Nevertheless 'mitteln...' is an ambitious project and its origins are anything but uninteresting. The exhibition was devised as a joint project by the Kunstverein and the art history department of Bonn University. The two institutions have always had close ties, the university students working as trainees in the Kunstverein and its Artothek, an art lending library.

Just over a year ago the university set up a seminar aimed at devising an exhibition on a predetermined theme. A condition for financial support from Nordrhein-Westfalen was that young artists must be included. The trainee art historians visited exhibitions with similar themes, went to trade fairs and studios, and finally decided on 13 artists. Each participant was assisted by a student, and they worked on contributions for the Kunstverein together.

The exhibition concept emphasises the distinction between space and place. Thus some of the artists (Marc Mer, Tomoko Mukai) addressed space as a three-dimensional challenge issued by the Kunstverein building - the low vestibule and hugely spacious hall are not easy to handle. But for the majority of the participants (Thomas Klegin, Norbert Kottmann, Christiane Post, Dirk and Maik Lobbert) the key issue was analysing the Kunstverein's history and institutional character.

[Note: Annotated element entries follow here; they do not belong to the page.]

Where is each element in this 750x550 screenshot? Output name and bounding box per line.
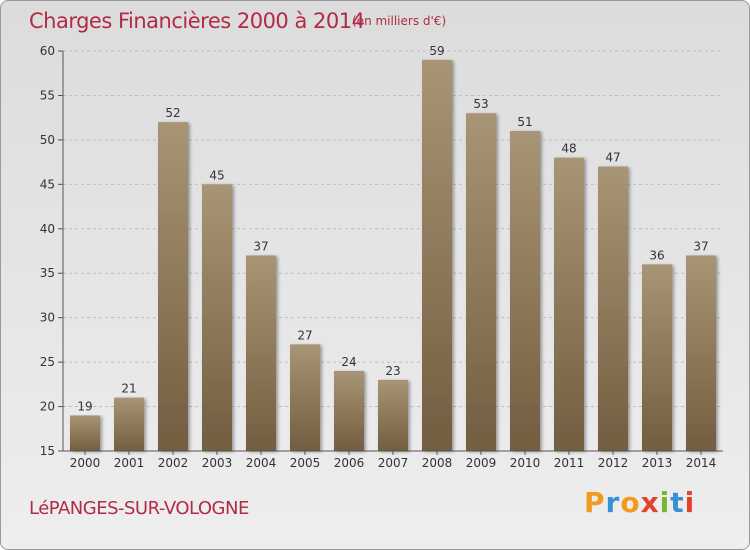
x-tick-label: 2008 (422, 456, 453, 470)
x-tick-label: 2004 (246, 456, 277, 470)
x-tick-label: 2009 (466, 456, 497, 470)
y-tick-label: 60 (40, 44, 55, 58)
x-tick-label: 2003 (202, 456, 233, 470)
data-label: 52 (165, 106, 180, 120)
data-label: 19 (77, 399, 92, 413)
bar-2002 (158, 122, 188, 451)
bar-2012 (598, 166, 628, 452)
bar-2000 (70, 415, 100, 451)
logo-letter: r (605, 486, 621, 519)
bar-2008 (422, 59, 452, 452)
bar-2006 (334, 371, 364, 451)
bar-2004 (246, 255, 276, 451)
data-label: 51 (517, 115, 532, 129)
y-tick-label: 45 (40, 177, 55, 191)
x-tick-label: 2010 (510, 456, 541, 470)
bar-2007 (378, 379, 408, 451)
y-tick-label: 50 (40, 133, 55, 147)
data-label: 37 (693, 239, 708, 253)
data-label: 53 (473, 97, 488, 111)
data-label: 24 (341, 355, 356, 369)
data-label: 47 (605, 151, 620, 165)
chart-subtitle: (en milliers d'€) (352, 14, 447, 28)
bar-2005 (290, 344, 320, 451)
x-tick-label: 2000 (70, 456, 101, 470)
proxiti-logo: Proxiti (584, 486, 695, 519)
bar-2014 (686, 255, 716, 451)
x-tick-label: 2012 (598, 456, 629, 470)
data-label: 23 (385, 364, 400, 378)
bar-2001 (114, 397, 144, 451)
logo-letter: x (640, 486, 660, 519)
chart-title: Charges Financières 2000 à 2014 (29, 9, 365, 33)
bar-2010 (510, 131, 540, 451)
y-tick-label: 15 (40, 444, 55, 458)
x-tick-label: 2014 (686, 456, 717, 470)
data-label: 21 (121, 382, 136, 396)
y-tick-label: 55 (40, 88, 55, 102)
y-tick-label: 20 (40, 400, 55, 414)
y-tick-label: 30 (40, 311, 55, 325)
bar-2011 (554, 157, 584, 451)
x-tick-label: 2006 (334, 456, 365, 470)
logo-letter: t (670, 486, 685, 519)
x-tick-label: 2001 (114, 456, 145, 470)
bar-2003 (202, 184, 232, 452)
data-label: 27 (297, 328, 312, 342)
logo-letter: i (684, 486, 696, 519)
commune-name: LéPANGES-SUR-VOLOGNE (29, 498, 249, 519)
data-label: 45 (209, 168, 224, 182)
y-tick-label: 25 (40, 355, 55, 369)
data-label: 48 (561, 142, 576, 156)
bar-2013 (642, 264, 672, 451)
x-tick-label: 2007 (378, 456, 409, 470)
data-label: 59 (429, 44, 444, 58)
y-tick-label: 40 (40, 222, 55, 236)
logo-letter: i (659, 486, 671, 519)
data-label: 36 (649, 248, 664, 262)
x-tick-label: 2011 (554, 456, 585, 470)
x-tick-label: 2013 (642, 456, 673, 470)
bar-2009 (466, 113, 496, 451)
logo-letter: o (620, 486, 641, 519)
x-tick-label: 2005 (290, 456, 321, 470)
data-label: 37 (253, 239, 268, 253)
y-tick-label: 35 (40, 266, 55, 280)
logo-letter: P (584, 486, 606, 519)
x-tick-label: 2002 (158, 456, 189, 470)
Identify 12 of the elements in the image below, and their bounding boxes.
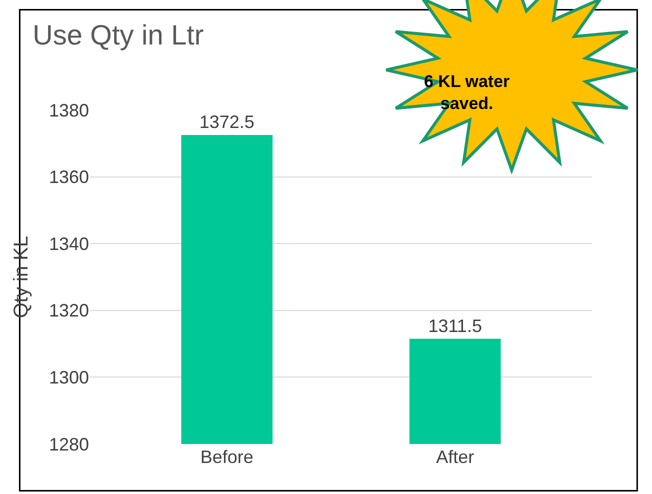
y-tick-label: 1280 (48, 434, 89, 454)
x-tick-label: Before (200, 447, 254, 467)
data-label: 1311.5 (428, 316, 482, 336)
x-tick-label: After (436, 447, 474, 467)
y-tick-label: 1360 (48, 167, 89, 188)
y-tick-label: 1300 (48, 368, 89, 388)
y-tick-label: 1340 (48, 234, 89, 254)
chart-title: Use Qty in Ltr (32, 19, 204, 50)
y-tick-label: 1320 (48, 300, 89, 321)
data-label: 1372.5 (199, 112, 254, 132)
y-axis-title: Qty in KL (10, 236, 32, 318)
y-tick-label: 1380 (48, 100, 89, 120)
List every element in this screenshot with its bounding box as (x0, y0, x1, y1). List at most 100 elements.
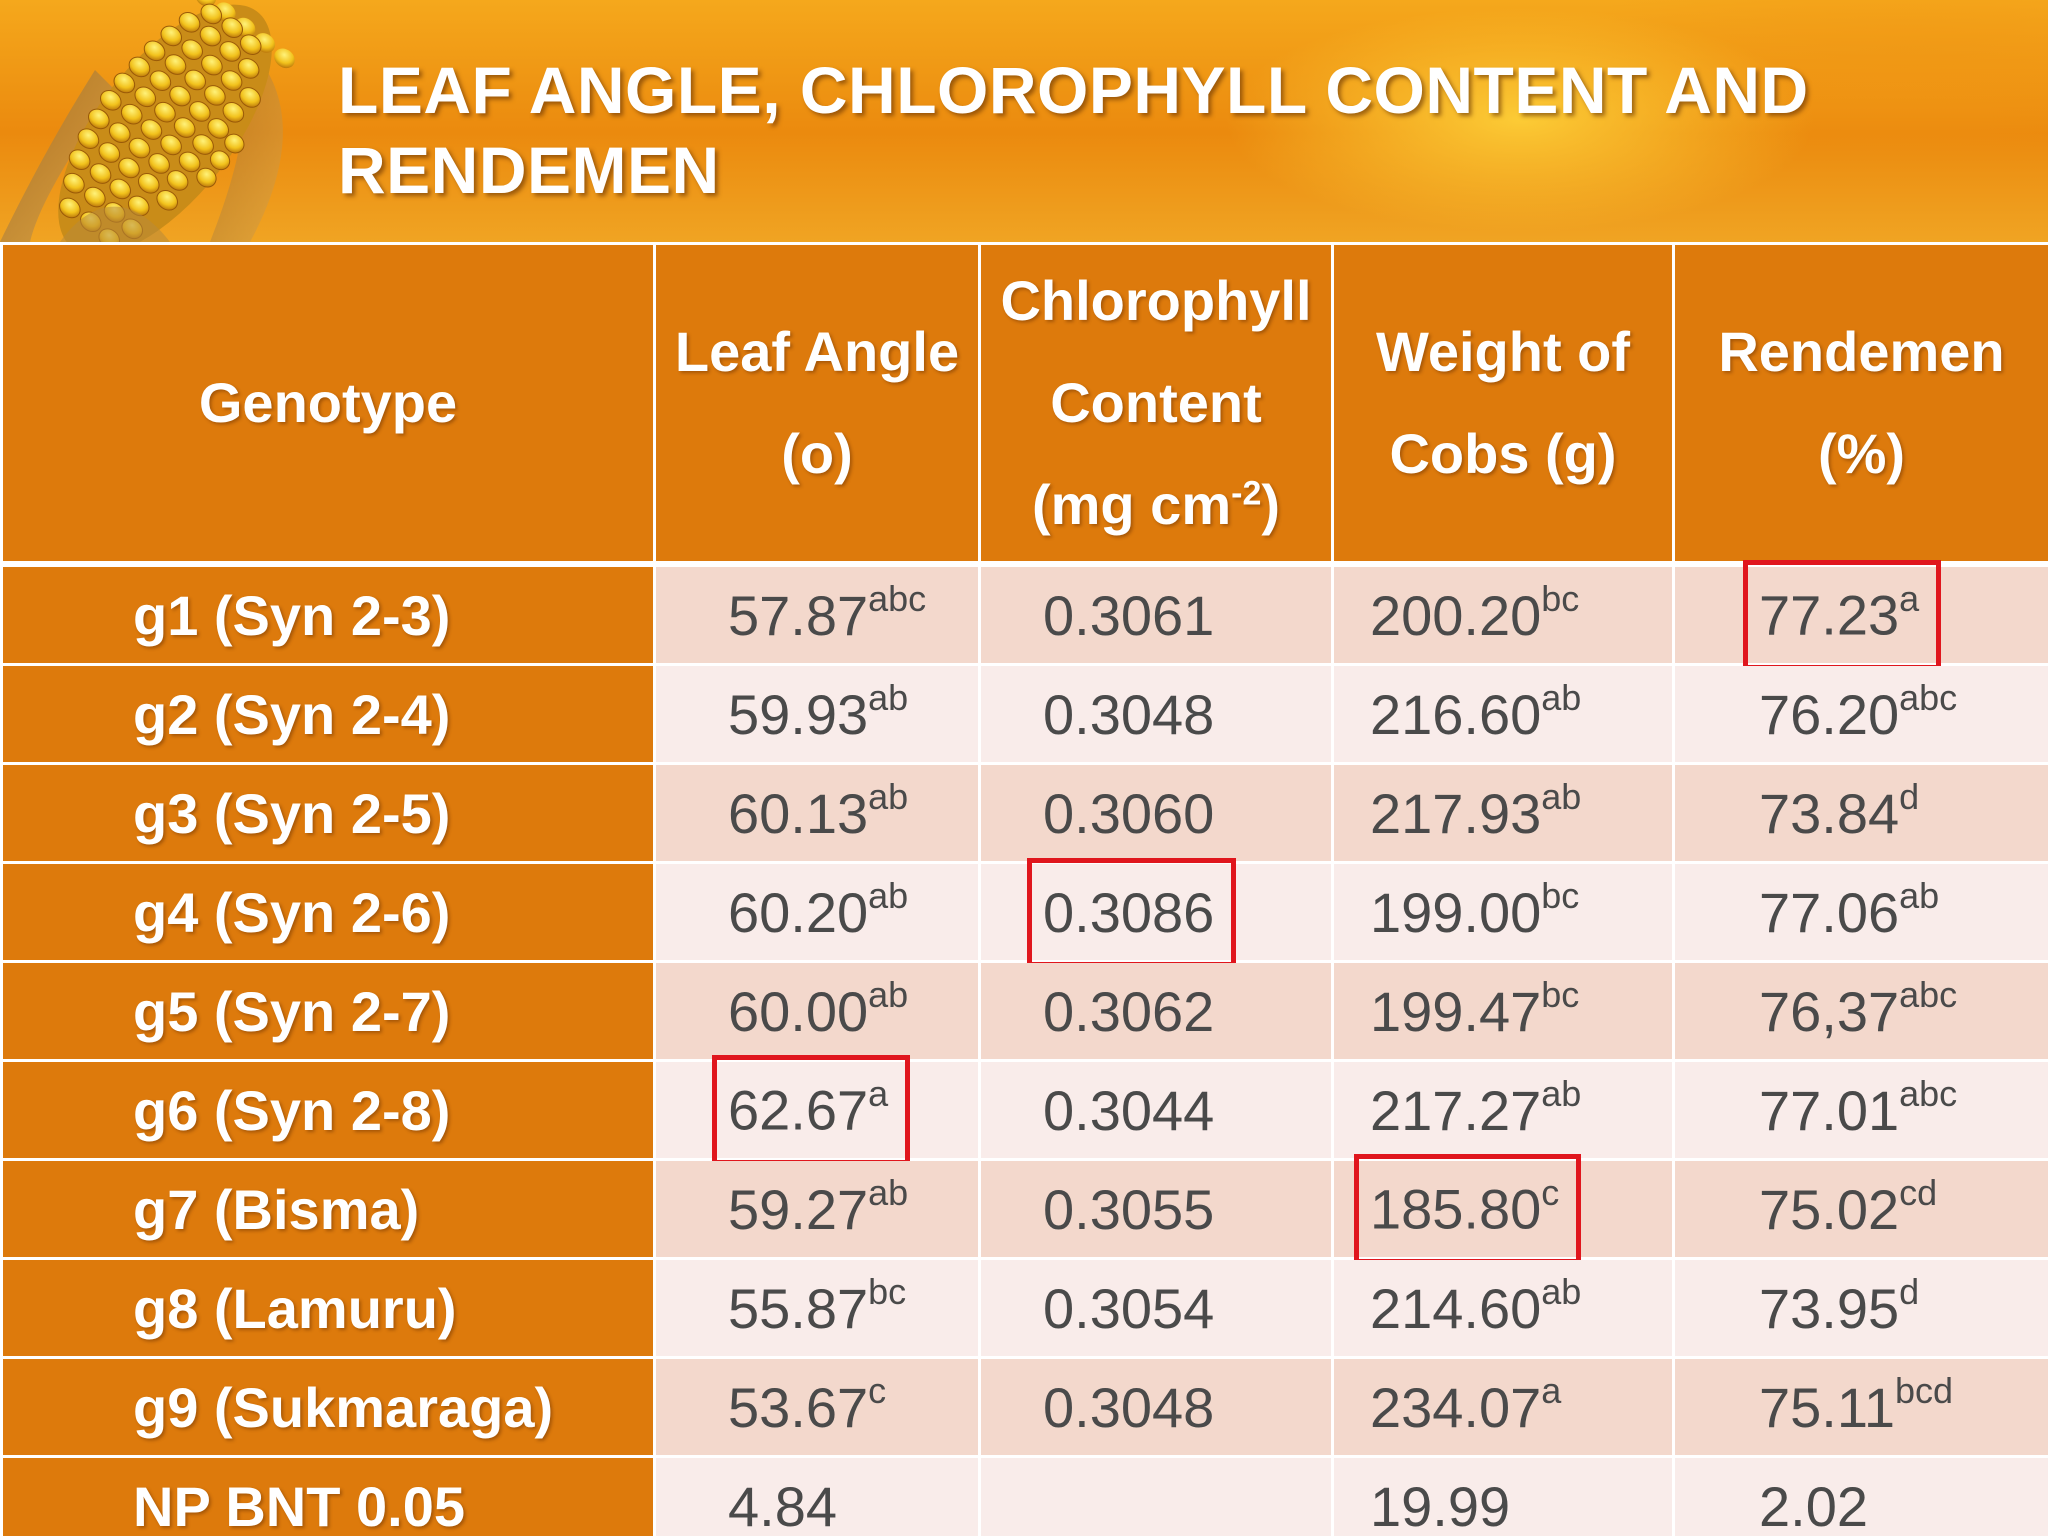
cell-leaf-angle-value: 57.87abc (728, 578, 926, 647)
cell-weight-of-cobs: 216.60ab (1331, 663, 1675, 765)
table-row: g8 (Lamuru) 55.87bc 0.3054 214.60ab 73.95d (0, 1257, 2048, 1359)
table-row: g3 (Syn 2-5) 60.13ab 0.3060 217.93ab 73.84d (0, 762, 2048, 864)
cell-rendemen: 75.11bcd (1672, 1356, 2048, 1458)
value-text: 73.95 (1759, 1276, 1900, 1340)
significance-letter: c (1541, 1172, 1560, 1214)
value-text: 77.01 (1759, 1078, 1900, 1142)
cell-leaf-angle: 57.87abc (653, 562, 981, 666)
cell-leaf-angle: 62.67a (653, 1055, 981, 1165)
significance-letter: d (1899, 1271, 1920, 1313)
cell-chlorophyll-value: 0.3048 (1043, 683, 1214, 746)
cell-genotype: g1 (Syn 2-3) (0, 562, 656, 666)
cell-weight-of-cobs: 234.07a (1331, 1356, 1675, 1458)
cell-chlorophyll: 0.3086 (978, 857, 1334, 967)
cell-weight-of-cobs-value: 214.60ab (1370, 1271, 1581, 1340)
cell-weight-of-cobs-value: 199.00bc (1370, 875, 1579, 944)
cell-rendemen-value: 2.02 (1759, 1475, 1868, 1536)
value-text: 75.11 (1759, 1375, 1895, 1439)
cell-rendemen: 73.84d (1672, 762, 2048, 864)
cell-rendemen-value: 77.06ab (1759, 875, 1939, 944)
cell-rendemen: 76.20abc (1672, 663, 2048, 765)
value-text: 59.93 (728, 682, 869, 746)
significance-letter: ab (868, 677, 909, 719)
value-text: 0.3062 (1043, 979, 1215, 1043)
results-table: Genotype Leaf Angle (o) Chlorophyll Conten… (0, 242, 2048, 1536)
cell-leaf-angle-value: 60.20ab (728, 875, 908, 944)
value-text: 60.13 (728, 781, 869, 845)
value-text: 0.3054 (1043, 1276, 1215, 1340)
significance-letter: bc (868, 1271, 907, 1313)
cell-weight-of-cobs-value: 199.47bc (1370, 974, 1579, 1043)
cell-chlorophyll: 0.3062 (978, 960, 1334, 1062)
cell-leaf-angle: 53.67c (653, 1356, 981, 1458)
value-text: 77.06 (1759, 880, 1900, 944)
value-text: 62.67 (728, 1078, 869, 1142)
cell-chlorophyll: 0.3055 (978, 1158, 1334, 1260)
highlight-box: 185.80c (1353, 1154, 1582, 1264)
cell-leaf-angle-value: 60.00ab (728, 974, 908, 1043)
significance-letter: bc (1541, 875, 1580, 917)
significance-letter: c (868, 1370, 887, 1412)
value-text: 199.47 (1370, 979, 1542, 1043)
cell-chlorophyll: 0.3061 (978, 562, 1334, 666)
header-leaf-angle: Leaf Angle (o) (653, 242, 981, 567)
cell-leaf-angle-value: 59.93ab (728, 677, 908, 746)
cell-leaf-angle: 60.13ab (653, 762, 981, 864)
cell-weight-of-cobs-value: 217.93ab (1370, 776, 1581, 845)
cell-genotype: g9 (Sukmaraga) (0, 1356, 656, 1458)
cell-chlorophyll-value: 0.3060 (1043, 782, 1214, 845)
significance-letter: a (1899, 578, 1920, 620)
cell-weight-of-cobs-value: 216.60ab (1370, 677, 1581, 746)
significance-letter: cd (1899, 1172, 1938, 1214)
cell-chlorophyll-value: 0.3061 (1043, 584, 1214, 647)
cell-leaf-angle-value: 55.87bc (728, 1271, 906, 1340)
cell-rendemen-value: 77.01abc (1759, 1073, 1957, 1142)
cell-rendemen: 73.95d (1672, 1257, 2048, 1359)
value-text: 234.07 (1370, 1375, 1542, 1439)
cell-rendemen-value: 76.20abc (1759, 677, 1957, 746)
cell-rendemen-value: 76,37abc (1759, 974, 1957, 1043)
header-weight-of-cobs: Weight of Cobs (g) (1331, 242, 1675, 567)
slide-header: LEAF ANGLE, CHLOROPHYLL CONTENT AND REND… (0, 0, 2048, 242)
cell-rendemen: 77.23a (1672, 560, 2048, 670)
significance-letter: d (1899, 776, 1920, 818)
cell-weight-of-cobs: 214.60ab (1331, 1257, 1675, 1359)
header-chlorophyll: Chlorophyll Content (mg cm-2) (978, 242, 1334, 567)
value-text: 53.67 (728, 1375, 869, 1439)
table-row: g6 (Syn 2-8) 62.67a 0.3044 217.27ab 77.01abc (0, 1055, 2048, 1165)
cell-genotype: g7 (Bisma) (0, 1158, 656, 1260)
cell-genotype: g8 (Lamuru) (0, 1257, 656, 1359)
cell-genotype: g5 (Syn 2-7) (0, 960, 656, 1062)
cell-rendemen: 2.02 (1672, 1455, 2048, 1536)
highlight-box: 62.67a (711, 1055, 911, 1165)
cell-chlorophyll-value: 0.3062 (1043, 980, 1214, 1043)
cell-chlorophyll: 0.3048 (978, 663, 1334, 765)
table-row: g4 (Syn 2-6) 60.20ab 0.3086 199.00bc 77.06ab (0, 857, 2048, 967)
highlight-box: 77.23a (1742, 560, 1942, 670)
value-text: 19.99 (1370, 1474, 1511, 1536)
cell-leaf-angle-value: 59.27ab (728, 1172, 908, 1241)
value-text: 60.00 (728, 979, 869, 1043)
value-text: 0.3061 (1043, 583, 1215, 647)
significance-letter: bc (1541, 974, 1580, 1016)
cell-weight-of-cobs: 217.27ab (1331, 1059, 1675, 1161)
cell-weight-of-cobs-value: 234.07a (1370, 1370, 1561, 1439)
cell-genotype: NP BNT 0.05 (0, 1455, 656, 1536)
significance-letter: abc (1899, 677, 1958, 719)
cell-weight-of-cobs: 19.99 (1331, 1455, 1675, 1536)
cell-chlorophyll-value: 0.3054 (1043, 1277, 1214, 1340)
value-text: 76,37 (1759, 979, 1900, 1043)
significance-letter: abc (1899, 974, 1958, 1016)
value-text: 0.3055 (1043, 1177, 1215, 1241)
cell-rendemen: 76,37abc (1672, 960, 2048, 1062)
cell-rendemen-value: 73.95d (1759, 1271, 1919, 1340)
cell-chlorophyll-value: 0.3044 (1043, 1079, 1214, 1142)
value-text: 4.84 (728, 1474, 837, 1536)
significance-letter: a (868, 1073, 889, 1115)
cell-chlorophyll (978, 1455, 1334, 1536)
cell-rendemen: 77.06ab (1672, 861, 2048, 963)
cell-weight-of-cobs-value: 217.27ab (1370, 1073, 1581, 1142)
significance-letter: ab (868, 974, 909, 1016)
value-text: 0.3048 (1043, 1375, 1215, 1439)
value-text: 77.23 (1759, 583, 1900, 647)
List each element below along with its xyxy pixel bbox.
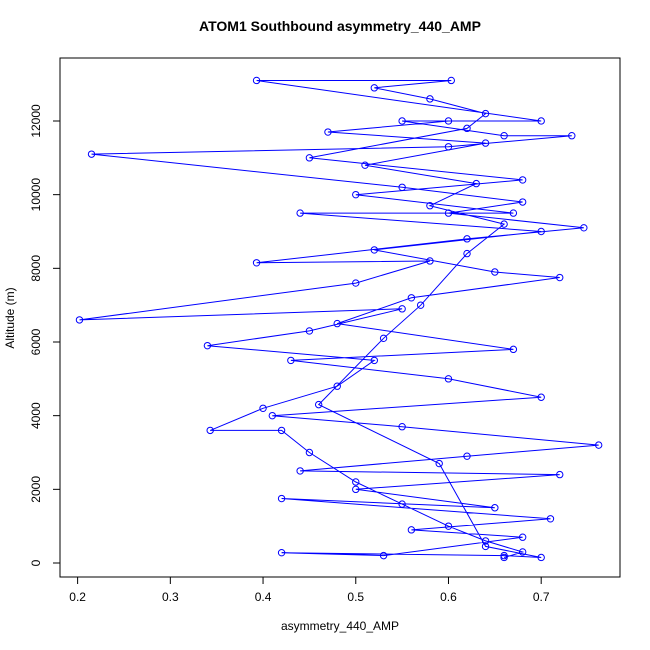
point (537, 117, 545, 125)
point (518, 548, 527, 556)
point (277, 548, 286, 557)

The idea of critiquing institutions is now fairly long in the tooth, but faced with the interdependence of art associations, juries, curators etc., ironic gestures are about all that can be made. Thus Dellbruegge & de Moll changed the inscription over the entrance to: 'We are working on the periphery' (all works 1997). This new inscription suggests that art associations are still central to bourgeois art history despite the financial and cultural abyss that yawns beneath them. Colourful knitted caps with 'Periphery' embroidered on them are also part of this work. You can wear these for your walk around the exhibition, and thus the caps become thinking spaces. This is a fine allegory for re-investing common profit in individual progress.

Andrea Knobloch and Coop von Osten offered almost traditional 'context art'. For her work Yes, we're open Knobloch built a replica of the Kunstverein's substantial box-office, in which tickets and catalogues are sold, and shifted it a few metres back towards the centre of the exhibition hall. The original box-office is now closed and stands abandoned, like the gatehouse of a closed-down factory. Coop von Osten, in Mind Expander, took a close look at the ideology of Haus-Rucker-Co, who converted a former flower-hall to house the Bonn Kunstverein. In the 70s this team of Viennese architects were still aiming to improve life through architecture, and supplied rules and regulations for the spaces they designed. Von Osten follows their instructions in a video, showing, for example, how women are supposed to sit in order to become better people. The artist hung texts linking this authoritarian gesture in the garb of a social utopia with up-to-date phenomena such as the current 'Fit for fun' health promotion campaign, which embodies similar regulations.

Two other works remain in the memory. In Mit Messern (With Knives), Ulrike Kessl hung loops of yarn, reaching down to about one metre above the floor, from the high ceiling of the rear exhibition space, into which she inserted table-knives, placed above and next to each other to produce an angular spiral floating in the space. At the entrance was Hee Seon Kim's self-effacing work Jeden Tag (Every Day). Using a slide projection, she blurred the entrance and exit areas, reflecting views and undermining a secure sense of location by tilting the projected photographs of the space according to the rotation of the earth. She handles the given architectural situation consummately, detaching the space from the place under whose weight most of the works are groaning.